21話 アキ、新能力!?①

「まあ、初心者にしては上出来なんじゃないか……?」


 先ほどまでかなり強気だったフリットの言動だったが何やらだいぶ落ち着いたように感じる。

 物の形を変える、単純な魔法ではあるが綺麗に形が変えられると自分でも息を呑んじゃうよね。


「はあ、次だ次。銅と錫をやるからこれを合成して青銅にしてみろ」


 すでにインゴット状にされた銅と錫を渡される。

 確か、この二つを鋳造すると青銅、すなわちブロンズになるはずだが魔法の合成でも同じようにブロンズにすることはできるのだろうか?


 銅と錫を同じ量で配合しようとすると、どうにも配合がうまくいかない。

 途中でぱきっと音がして真っ二つになってしまう。そこで、銅と錫の量を変えてみることにした。

 思い返してみればブロンズを作る時は銅が多めだったような気がする。芸能人が実際に作っていた番組では錫の多さによって色や強度が変わるんだったかな?


 次は銅に対して錫を少しづつ配合量を多くしてみた。

 最初は、くすんだ赤茶色だった合金はやがて少しづつ明るさとつやを取り戻していくかのように綺麗な黄金色に近づいていく……。
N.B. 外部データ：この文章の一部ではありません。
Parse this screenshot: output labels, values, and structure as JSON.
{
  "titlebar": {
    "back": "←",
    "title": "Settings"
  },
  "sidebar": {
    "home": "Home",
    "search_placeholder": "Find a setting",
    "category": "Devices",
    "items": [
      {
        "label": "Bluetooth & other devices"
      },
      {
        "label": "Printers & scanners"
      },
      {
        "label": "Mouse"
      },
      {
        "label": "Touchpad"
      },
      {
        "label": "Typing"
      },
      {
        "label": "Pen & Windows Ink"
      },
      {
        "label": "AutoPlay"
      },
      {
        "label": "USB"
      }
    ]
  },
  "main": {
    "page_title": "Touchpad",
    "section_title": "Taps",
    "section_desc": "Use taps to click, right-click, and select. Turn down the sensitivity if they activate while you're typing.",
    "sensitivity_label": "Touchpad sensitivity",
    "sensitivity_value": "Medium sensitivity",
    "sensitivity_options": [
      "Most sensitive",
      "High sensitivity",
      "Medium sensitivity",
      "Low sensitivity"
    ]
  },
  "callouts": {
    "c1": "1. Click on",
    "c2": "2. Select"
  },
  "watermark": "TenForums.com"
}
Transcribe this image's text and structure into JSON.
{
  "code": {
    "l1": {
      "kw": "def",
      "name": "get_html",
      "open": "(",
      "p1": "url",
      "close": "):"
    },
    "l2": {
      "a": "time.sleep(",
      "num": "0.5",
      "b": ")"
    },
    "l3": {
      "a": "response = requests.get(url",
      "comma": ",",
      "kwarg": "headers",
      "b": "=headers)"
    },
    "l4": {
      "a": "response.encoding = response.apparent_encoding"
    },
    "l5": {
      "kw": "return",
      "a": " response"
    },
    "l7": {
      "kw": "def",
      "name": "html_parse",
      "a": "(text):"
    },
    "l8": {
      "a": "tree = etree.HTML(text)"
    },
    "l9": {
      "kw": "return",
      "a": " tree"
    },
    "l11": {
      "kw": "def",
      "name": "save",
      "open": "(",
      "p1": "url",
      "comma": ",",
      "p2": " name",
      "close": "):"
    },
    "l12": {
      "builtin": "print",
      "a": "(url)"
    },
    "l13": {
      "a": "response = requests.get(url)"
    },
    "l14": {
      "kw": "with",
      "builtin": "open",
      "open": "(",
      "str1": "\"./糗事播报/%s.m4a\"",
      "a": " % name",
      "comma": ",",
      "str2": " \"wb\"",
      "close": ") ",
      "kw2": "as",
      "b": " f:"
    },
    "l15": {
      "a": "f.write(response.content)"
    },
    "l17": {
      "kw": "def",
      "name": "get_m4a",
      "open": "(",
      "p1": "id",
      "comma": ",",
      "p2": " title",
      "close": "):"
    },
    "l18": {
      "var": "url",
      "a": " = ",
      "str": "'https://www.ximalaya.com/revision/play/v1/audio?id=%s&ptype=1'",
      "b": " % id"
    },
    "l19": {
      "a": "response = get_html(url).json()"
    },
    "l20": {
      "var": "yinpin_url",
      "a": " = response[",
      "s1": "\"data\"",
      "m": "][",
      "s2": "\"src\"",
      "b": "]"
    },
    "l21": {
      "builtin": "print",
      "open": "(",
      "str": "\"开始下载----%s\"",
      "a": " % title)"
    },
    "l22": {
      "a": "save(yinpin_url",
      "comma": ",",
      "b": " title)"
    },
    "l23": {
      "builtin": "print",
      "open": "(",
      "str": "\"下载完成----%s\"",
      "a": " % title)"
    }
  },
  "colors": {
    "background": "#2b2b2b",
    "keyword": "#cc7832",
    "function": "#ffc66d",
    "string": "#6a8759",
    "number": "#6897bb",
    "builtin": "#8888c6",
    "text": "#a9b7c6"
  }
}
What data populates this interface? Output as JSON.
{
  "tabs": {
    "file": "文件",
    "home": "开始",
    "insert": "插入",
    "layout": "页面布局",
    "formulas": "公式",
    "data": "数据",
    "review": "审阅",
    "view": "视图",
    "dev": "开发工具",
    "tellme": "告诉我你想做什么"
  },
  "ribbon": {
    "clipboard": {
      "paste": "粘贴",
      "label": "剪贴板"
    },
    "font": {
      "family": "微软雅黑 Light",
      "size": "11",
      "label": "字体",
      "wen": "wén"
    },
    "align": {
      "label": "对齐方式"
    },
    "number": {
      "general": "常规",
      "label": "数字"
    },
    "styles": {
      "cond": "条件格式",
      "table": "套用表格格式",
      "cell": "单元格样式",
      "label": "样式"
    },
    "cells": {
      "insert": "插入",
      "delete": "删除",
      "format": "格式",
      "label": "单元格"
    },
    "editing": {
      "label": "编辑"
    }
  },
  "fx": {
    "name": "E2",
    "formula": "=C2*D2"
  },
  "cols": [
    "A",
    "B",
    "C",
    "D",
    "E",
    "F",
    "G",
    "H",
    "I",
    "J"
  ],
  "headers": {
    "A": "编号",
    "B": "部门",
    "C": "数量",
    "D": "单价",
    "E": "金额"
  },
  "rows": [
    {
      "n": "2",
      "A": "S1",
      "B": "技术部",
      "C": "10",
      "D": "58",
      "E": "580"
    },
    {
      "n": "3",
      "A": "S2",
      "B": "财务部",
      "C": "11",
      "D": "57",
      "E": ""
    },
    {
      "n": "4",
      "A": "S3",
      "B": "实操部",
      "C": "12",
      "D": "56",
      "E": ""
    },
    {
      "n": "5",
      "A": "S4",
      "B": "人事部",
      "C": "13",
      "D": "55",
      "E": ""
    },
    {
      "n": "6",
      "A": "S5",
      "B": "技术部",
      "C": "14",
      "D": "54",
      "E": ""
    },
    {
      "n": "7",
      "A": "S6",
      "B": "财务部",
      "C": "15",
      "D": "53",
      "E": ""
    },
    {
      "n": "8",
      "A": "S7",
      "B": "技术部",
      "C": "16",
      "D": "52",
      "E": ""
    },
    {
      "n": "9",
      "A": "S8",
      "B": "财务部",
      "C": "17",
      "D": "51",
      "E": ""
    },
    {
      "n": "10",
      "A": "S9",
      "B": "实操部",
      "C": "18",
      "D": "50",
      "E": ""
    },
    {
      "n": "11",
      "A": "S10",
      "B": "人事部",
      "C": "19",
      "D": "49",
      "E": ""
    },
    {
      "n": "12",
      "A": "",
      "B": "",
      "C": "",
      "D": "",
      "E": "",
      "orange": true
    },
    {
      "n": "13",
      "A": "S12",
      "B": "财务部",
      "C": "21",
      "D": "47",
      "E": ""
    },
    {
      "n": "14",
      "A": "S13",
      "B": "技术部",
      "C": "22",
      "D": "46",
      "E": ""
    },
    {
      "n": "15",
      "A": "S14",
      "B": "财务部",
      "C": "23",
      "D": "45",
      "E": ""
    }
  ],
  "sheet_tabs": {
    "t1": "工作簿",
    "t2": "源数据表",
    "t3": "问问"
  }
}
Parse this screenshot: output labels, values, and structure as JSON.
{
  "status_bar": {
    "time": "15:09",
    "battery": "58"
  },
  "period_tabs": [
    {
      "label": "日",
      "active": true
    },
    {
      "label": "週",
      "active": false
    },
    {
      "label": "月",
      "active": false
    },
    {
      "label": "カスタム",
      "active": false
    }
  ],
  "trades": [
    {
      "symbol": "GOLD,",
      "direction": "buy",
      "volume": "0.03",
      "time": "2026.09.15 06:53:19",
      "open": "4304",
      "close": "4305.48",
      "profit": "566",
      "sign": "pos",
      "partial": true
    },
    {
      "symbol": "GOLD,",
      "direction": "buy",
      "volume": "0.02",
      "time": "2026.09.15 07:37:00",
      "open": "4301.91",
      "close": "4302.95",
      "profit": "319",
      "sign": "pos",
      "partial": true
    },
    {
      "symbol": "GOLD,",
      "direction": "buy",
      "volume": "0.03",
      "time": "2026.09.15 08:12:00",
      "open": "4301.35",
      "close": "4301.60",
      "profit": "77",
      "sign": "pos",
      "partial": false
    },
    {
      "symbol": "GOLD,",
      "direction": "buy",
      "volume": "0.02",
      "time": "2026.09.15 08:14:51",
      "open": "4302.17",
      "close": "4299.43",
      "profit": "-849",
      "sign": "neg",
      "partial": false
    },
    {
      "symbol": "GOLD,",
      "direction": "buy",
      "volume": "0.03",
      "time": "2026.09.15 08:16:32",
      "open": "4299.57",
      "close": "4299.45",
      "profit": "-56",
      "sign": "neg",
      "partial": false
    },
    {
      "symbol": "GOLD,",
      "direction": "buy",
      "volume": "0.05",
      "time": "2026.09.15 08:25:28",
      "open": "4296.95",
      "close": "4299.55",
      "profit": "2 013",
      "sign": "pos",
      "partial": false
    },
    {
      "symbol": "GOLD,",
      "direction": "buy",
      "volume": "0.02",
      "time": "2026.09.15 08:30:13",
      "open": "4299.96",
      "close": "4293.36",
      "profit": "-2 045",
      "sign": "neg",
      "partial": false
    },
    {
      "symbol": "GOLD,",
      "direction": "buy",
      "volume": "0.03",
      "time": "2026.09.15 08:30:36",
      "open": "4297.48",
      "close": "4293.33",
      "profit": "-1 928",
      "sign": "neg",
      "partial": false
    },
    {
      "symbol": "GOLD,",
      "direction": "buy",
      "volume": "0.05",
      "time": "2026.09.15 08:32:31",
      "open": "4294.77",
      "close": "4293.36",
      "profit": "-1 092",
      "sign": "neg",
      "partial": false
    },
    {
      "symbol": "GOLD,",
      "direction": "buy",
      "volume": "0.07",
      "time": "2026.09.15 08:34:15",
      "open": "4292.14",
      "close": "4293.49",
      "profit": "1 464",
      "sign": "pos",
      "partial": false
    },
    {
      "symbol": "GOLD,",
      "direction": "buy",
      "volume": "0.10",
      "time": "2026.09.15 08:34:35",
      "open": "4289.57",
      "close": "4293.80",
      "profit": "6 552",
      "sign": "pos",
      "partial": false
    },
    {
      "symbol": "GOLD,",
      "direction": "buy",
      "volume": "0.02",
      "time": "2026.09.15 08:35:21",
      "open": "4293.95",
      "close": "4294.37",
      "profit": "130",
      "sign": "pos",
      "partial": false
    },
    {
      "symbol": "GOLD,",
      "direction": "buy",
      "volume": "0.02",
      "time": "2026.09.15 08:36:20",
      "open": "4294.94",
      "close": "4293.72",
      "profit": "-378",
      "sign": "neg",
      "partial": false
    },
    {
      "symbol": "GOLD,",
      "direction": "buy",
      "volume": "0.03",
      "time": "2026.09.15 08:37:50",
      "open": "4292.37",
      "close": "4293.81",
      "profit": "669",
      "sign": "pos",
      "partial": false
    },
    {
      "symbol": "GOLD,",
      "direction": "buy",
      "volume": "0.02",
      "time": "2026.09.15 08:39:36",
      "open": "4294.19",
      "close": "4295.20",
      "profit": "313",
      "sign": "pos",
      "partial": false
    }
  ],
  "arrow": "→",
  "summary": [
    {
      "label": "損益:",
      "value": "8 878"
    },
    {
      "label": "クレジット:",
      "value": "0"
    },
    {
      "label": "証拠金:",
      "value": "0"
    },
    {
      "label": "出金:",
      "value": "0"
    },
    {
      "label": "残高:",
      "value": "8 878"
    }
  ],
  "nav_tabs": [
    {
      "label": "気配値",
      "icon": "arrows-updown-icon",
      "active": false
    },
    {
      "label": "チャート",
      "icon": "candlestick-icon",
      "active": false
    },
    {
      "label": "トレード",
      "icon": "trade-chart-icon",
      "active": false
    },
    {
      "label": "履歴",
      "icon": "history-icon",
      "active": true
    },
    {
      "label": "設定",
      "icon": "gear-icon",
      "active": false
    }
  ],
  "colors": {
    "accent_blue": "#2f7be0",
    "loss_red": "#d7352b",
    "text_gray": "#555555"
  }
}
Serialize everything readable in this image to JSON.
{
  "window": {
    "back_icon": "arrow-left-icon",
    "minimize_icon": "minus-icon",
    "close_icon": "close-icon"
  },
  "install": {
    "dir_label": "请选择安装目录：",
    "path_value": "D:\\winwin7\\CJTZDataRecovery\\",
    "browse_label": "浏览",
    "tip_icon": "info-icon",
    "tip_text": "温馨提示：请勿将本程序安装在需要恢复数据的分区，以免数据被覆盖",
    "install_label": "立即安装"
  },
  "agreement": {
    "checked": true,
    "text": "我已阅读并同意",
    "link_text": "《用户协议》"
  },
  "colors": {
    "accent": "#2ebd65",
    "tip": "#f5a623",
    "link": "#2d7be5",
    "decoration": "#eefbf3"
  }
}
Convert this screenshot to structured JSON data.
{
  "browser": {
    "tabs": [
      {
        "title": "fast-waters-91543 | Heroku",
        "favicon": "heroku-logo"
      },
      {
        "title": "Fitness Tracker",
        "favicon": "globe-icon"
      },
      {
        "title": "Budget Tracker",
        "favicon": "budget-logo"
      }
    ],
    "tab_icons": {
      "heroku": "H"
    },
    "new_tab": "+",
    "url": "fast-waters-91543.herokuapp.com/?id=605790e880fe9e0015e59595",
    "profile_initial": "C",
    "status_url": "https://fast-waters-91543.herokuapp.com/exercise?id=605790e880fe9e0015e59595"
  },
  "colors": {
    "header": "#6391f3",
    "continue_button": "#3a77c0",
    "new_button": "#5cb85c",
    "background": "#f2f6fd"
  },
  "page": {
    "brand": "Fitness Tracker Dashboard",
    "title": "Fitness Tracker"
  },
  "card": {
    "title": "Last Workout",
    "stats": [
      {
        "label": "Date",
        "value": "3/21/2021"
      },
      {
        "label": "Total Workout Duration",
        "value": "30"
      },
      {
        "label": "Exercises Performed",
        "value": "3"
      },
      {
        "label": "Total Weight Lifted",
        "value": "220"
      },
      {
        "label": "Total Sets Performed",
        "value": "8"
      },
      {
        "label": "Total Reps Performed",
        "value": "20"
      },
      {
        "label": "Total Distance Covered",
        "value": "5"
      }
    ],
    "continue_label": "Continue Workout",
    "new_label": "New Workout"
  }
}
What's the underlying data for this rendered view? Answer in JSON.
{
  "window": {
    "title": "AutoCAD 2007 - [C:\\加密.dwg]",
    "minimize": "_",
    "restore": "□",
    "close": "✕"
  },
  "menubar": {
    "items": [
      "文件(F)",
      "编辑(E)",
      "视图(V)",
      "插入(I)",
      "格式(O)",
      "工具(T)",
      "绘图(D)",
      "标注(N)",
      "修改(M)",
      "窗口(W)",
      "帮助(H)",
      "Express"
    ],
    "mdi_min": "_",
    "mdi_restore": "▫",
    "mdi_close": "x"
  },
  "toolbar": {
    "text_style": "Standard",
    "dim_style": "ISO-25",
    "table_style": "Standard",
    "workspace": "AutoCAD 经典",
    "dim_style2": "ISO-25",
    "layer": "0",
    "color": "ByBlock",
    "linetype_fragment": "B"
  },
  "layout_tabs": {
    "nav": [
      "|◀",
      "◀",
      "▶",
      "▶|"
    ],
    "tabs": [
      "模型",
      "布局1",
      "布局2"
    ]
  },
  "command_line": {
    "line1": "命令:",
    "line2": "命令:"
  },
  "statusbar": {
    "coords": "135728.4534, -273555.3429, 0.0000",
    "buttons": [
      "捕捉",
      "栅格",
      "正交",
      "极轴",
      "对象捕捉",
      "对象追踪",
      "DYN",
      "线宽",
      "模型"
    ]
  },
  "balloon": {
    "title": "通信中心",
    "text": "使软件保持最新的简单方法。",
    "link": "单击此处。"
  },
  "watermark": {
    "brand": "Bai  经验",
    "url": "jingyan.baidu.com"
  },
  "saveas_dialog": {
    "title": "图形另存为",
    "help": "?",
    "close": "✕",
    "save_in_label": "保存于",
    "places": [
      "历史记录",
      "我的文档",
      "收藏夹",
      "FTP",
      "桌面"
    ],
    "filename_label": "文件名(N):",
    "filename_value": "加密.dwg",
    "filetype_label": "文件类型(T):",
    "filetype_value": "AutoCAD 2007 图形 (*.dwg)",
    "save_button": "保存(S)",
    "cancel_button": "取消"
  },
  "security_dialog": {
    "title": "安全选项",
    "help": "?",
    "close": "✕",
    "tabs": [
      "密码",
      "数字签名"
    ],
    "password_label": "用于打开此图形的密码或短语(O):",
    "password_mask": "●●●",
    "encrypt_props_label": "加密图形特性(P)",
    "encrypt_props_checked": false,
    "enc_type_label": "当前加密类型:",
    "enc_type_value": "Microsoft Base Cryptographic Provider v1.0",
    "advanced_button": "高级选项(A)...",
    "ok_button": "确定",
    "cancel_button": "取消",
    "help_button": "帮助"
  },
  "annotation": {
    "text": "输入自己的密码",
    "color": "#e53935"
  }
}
 ここだ!と僕が思ったのは少し赤みがかかった黄金色といったところで、光にあてると綺麗な反射をしていた。


「これでどうです?」


 錫は半分以上残っていたが銅は全て使い切ってしまった。これ以上はブロンズが作れないだろう。


「もう作れたのか?見せてみろ」


 フリットが僕の作ったブロンズを見てみると、なんだかがっかりしたような顔をした。


「錫の配分を少なくしてみろ」


 言われたとおりに配分を減らしていくとみるみるうちに色は赤茶色へと変化していってしまう。


「錫の配分を多くしてみろ」


 文句が多いな、と思いつつも今度は配分を増やしていく。色は黄金色を通り越して段々と白く、金から銀色へと変化していった。

 金属の色を変えるなんて経験は今まで体験したことがなかったのでコントラストが面白い。だが、そのうちにフリットに「ストップ」と言われた。


「これ以上錫を混ぜたらさっきと同じようにブロンズが壊れてしまう」


 なるほど、一定の配分を越えると魔法での変化に耐えられなくなって折れたり砕けたりしてしまうみたいだ。


「それで、ブロンズって僕には作れてたんですか?」


「はあ?ブロンズっていうのは銅と錫が混ざっていればそれでいいんだよ、色はあまり関係ないからな」


 じゃあ配分替えは何だったのかと思ったがこれで不機嫌になられてしまっては困るのでなんとか口をつむった。


「次でラストだ、木材をしてみろ。魔法を使ってな」


 フリットは無から木材の板を創り上げていったが、僕には一つの疑問があった。


「何の木材を創ればいいんですか?」


 とりあえず様々な種類の木材を創造していったのだが、彼は「もういい」と言って創造を遮ってきた。